You could try frightening the electorate. It works, but at a high cost. You pit one side against the another, regardless of the facts, and then you pledge to protect your supporters from the “others” you’ve demonized. Like shaming, fear mongering also works both ways.

There are other approaches that can win elections, some of them legal. But, wait. What election? Who’s running for what and when? Primaries are held in late June; the general election in November. But for roughly 10% of Columbia County voters, there is an election next week.

Elections Tuesday, March 15, from noon to 9 p.m., are only for people who live in one of the four villages in Columbia County: Chatham, Kinderhook, Philmont and Valatie. As well as living in one of those villages, to cast a ballot in one of these elections you must be registered to vote in the village.

Each of the villages has elections but only one village has a ballot contest: three people are running for mayor of the Village of Kinderhook. Also in Kinderhook, as with the other three villages, there are vacant seats on Village Boards with just enough candidates on the ballots to fill those seats.

Does that mean there’s no reason to cast a vote because the results, with the exception of Kinderhook mayor, are already decided?

No. If you know someone running for a seat on your Village Board, consider voting for her or him because that person is doing an essential job that you and the rest of your village don’t want to do. That’s not shaming. That’s gratitude.

Maybe there’s no familiar name on your ballot. As a practical matter it’s simply writing in a candidate’s name at the bottom of a column with the title of the village position you want the write-in to have. The law doesn’t require it, but good manners suggest that you should inform the person you plan to write in before you submit your ballot. But choose carefully. Occasionally write-ins win elections. If you want to make a point about a candidate you don’t know or don’t approve of, leave that candidate’s column blank but cast a ballot for the others. That sends a message.
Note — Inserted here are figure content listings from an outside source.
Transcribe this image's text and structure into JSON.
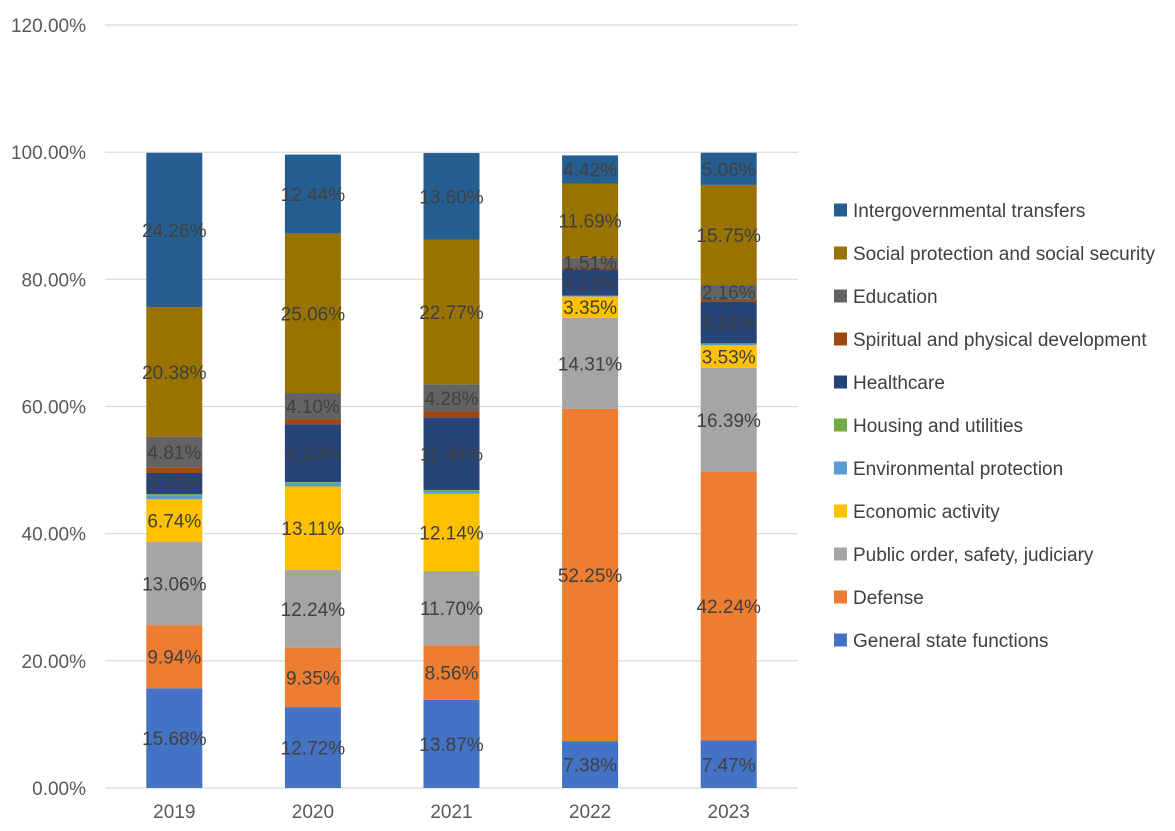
{
  "chart_data": {
    "type": "bar",
    "stacked": true,
    "categories": [
      "2019",
      "2020",
      "2021",
      "2022",
      "2023"
    ],
    "ylim": [
      0,
      120
    ],
    "y_ticks": [
      "0.00%",
      "20.00%",
      "40.00%",
      "60.00%",
      "80.00%",
      "100.00%",
      "120.00%"
    ],
    "y_tick_values": [
      0,
      20,
      40,
      60,
      80,
      100,
      120
    ],
    "grid": true,
    "legend_position": "right",
    "series": [
      {
        "name": "General state functions",
        "color": "#4472C4",
        "values": [
          15.68,
          12.72,
          13.87,
          7.38,
          7.47
        ],
        "labels": [
          "15.68%",
          "12.72%",
          "13.87%",
          "7.38%",
          "7.47%"
        ]
      },
      {
        "name": "Defense",
        "color": "#ED7D31",
        "values": [
          9.94,
          9.35,
          8.56,
          52.25,
          42.24
        ],
        "labels": [
          "9.94%",
          "9.35%",
          "8.56%",
          "52.25%",
          "42.24%"
        ]
      },
      {
        "name": "Public order, safety, judiciary",
        "color": "#A5A5A5",
        "values": [
          13.06,
          12.24,
          11.7,
          14.31,
          16.39
        ],
        "labels": [
          "13.06%",
          "12.24%",
          "11.70%",
          "14.31%",
          "16.39%"
        ]
      },
      {
        "name": "Economic activity",
        "color": "#FFC000",
        "values": [
          6.74,
          13.11,
          12.14,
          3.35,
          3.53
        ],
        "labels": [
          "6.74%",
          "13.11%",
          "12.14%",
          "3.35%",
          "3.53%"
        ]
      },
      {
        "name": "Environmental protection",
        "color": "#5B9BD5",
        "values": [
          0.6,
          0.6,
          0.5,
          0.1,
          0.2
        ],
        "labels": [
          "",
          "",
          "",
          "",
          ""
        ]
      },
      {
        "name": "Housing and utilities",
        "color": "#70AD47",
        "values": [
          0.2,
          0.1,
          0.1,
          0.05,
          0.1
        ],
        "labels": [
          "",
          "",
          "",
          "",
          ""
        ]
      },
      {
        "name": "Healthcare",
        "color": "#264478",
        "values": [
          3.33,
          9.1,
          11.44,
          4.13,
          6.51
        ],
        "labels": [
          "3.33%",
          "9.10%",
          "11.44%",
          "4.13%",
          "6.51%"
        ]
      },
      {
        "name": "Spiritual and physical development",
        "color": "#9E480E",
        "values": [
          0.9,
          0.8,
          0.9,
          0.3,
          0.5
        ],
        "labels": [
          "",
          "",
          "",
          "",
          ""
        ]
      },
      {
        "name": "Education",
        "color": "#636363",
        "values": [
          4.81,
          4.1,
          4.28,
          1.51,
          2.16
        ],
        "labels": [
          "4.81%",
          "4.10%",
          "4.28%",
          "1.51%",
          "2.16%"
        ]
      },
      {
        "name": "Social protection and social security",
        "color": "#997300",
        "values": [
          20.38,
          25.06,
          22.77,
          11.69,
          15.75
        ],
        "labels": [
          "20.38%",
          "25.06%",
          "22.77%",
          "11.69%",
          "15.75%"
        ]
      },
      {
        "name": "Intergovernmental transfers",
        "color": "#255E91",
        "values": [
          24.26,
          12.44,
          13.6,
          4.42,
          5.06
        ],
        "labels": [
          "24.26%",
          "12.44%",
          "13.60%",
          "4.42%",
          "5.06%"
        ]
      }
    ]
  }
}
The scale of these village elections is as small as democracy gets. The combined number of active voters in all four villages is less than 5,000, according to the latest available figures. That’s 10% of the active voters countywide. And yet the impact of the local elections can be tremendous. A handful of votes determines who will set water and sewer policies, the quality of local roads and bridges, and what you may and may not do with your home.

But you probably knew most of this anyway. So let’s look at one other motivation for participating in our village elections. Think of these votes as a message to all the communities around the world that don’t have the opportunity to choose their leaders. Now add to that list the people of Ukraine, whose rights—and lives—are extinguished with every moment the brutal Russian invasion crawls on. Those rights we have are equally fragile if we fail to exercise them every chance we get.